Christopher S. Penn left this really enlightening comment on my recent post, Hopes and Fears, where I elaborated on Dover’s problems.
You can enforce order to some degree by imposing it from the top on a group, and that’s necessary to handle the bad actors. The real question I have is:
Why can’t the students self-police to a degree?
Admittedly, I’m older than you by a generation, 33. When I went to high school, AOL was still a proprietary dial-up network, and the Web didn’t exist yet (that would take another 2 years after I graduated).
However.
Our student body was relatively self-policing against bad actors. Those folks who were ill-behaved did face disciplinary sanction, but more important faced the ostracism of their peers. There was a large majority of students who held a generally accepted behavioral code of sorts, and while it definitely had some wiggle room, for the most part, the student body self-regulated.

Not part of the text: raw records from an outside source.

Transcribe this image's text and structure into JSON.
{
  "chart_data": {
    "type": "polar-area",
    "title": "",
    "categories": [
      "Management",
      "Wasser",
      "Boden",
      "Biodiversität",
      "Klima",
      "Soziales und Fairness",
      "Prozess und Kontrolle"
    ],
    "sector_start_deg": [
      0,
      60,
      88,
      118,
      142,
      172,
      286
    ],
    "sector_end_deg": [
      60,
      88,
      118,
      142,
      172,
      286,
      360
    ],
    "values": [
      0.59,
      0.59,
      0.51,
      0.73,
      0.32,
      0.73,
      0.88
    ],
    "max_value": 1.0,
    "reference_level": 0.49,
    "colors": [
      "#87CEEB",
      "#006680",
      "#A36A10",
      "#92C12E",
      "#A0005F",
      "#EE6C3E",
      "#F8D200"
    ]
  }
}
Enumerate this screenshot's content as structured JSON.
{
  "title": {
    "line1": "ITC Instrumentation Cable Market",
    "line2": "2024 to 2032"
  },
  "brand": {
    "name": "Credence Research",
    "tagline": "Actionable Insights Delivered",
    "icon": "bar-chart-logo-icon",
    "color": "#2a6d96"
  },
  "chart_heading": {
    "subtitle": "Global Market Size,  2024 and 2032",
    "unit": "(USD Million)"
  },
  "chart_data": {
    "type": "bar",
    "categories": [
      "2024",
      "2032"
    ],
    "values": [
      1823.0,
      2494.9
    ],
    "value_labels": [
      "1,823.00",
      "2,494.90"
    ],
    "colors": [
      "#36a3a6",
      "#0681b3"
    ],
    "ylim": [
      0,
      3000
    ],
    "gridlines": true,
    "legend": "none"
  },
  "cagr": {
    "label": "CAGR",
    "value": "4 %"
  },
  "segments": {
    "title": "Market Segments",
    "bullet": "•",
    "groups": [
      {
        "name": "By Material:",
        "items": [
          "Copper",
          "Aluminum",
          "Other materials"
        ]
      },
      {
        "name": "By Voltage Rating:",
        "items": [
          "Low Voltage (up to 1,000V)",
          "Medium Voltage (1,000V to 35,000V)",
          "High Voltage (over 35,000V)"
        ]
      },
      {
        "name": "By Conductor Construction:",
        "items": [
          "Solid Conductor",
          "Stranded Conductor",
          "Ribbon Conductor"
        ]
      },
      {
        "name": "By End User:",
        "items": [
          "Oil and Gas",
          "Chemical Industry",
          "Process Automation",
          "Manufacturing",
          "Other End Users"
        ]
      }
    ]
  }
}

Were there fights? Of course. A few, here and there, but nothing as rampant as the picture you’ve painted. Were there disruptive students? Sure, but more often than not, one of the other students would just tell the bad actor to, “sit down, asshole!” – on several occasions.
In the 15 years since I graduated from high school, what’s changed so much that self-policing inside the community has broken down?
I think there are a few differences in the atmosphere of my public school in comparison to yours. A lot of these “bad actors” today don’t need the community-at-large. They have their own support system, a group of friends or gang that supports them. I believe, and this is pure speculation, that many of them have been raised by parents who believe their children can do no wrong – parents who blame teachers or other students for the havoc their own children produce.
Essentially Chris, I think the morality of our nation has changed to the point that parents blame everyone else for their kids’ problems. When kids grow up in that kind of world, they think they can get away with anything.
And so far, they’ve been successful.
Perhaps we’ve all gotten too accustomed to ‘bad behavior,’ if you will. A self-policing student body would be ideal, but simply isn’t a reality in the average school system. Most students are very accepting of bad actors; they enjoy them for a few laughs and don’t realize the deeper consequences of unwelcome behavior.
Here’s an example of what I’m talking about: during my years in public high school, I remember the routine cafeteria fight. You’d hear about them all the time and occasionally get to witness one or two every few months. They could almost be considered an unwritten, impromptu tradition of sorts. Nobody was really bothered by them, no student that is. Most people found them to be a great diversion from the usual stressors of their day. Yet for heaven’s sake, a fight was going on!
The generation of high school students currently in the system is unfortunately, one largely desensitized by an array of different factors. Disorder is not something students are unfamiliar with today, save a handful of them, of course. Rebellion is glorified along with all of the inherent craziness that comes with it, and that’s really quite a shame.
Christine, you’ve hit it on the head. Like many things, the definition of acceptable behavior starts in childhood and moves up. Change starts from the bottom up.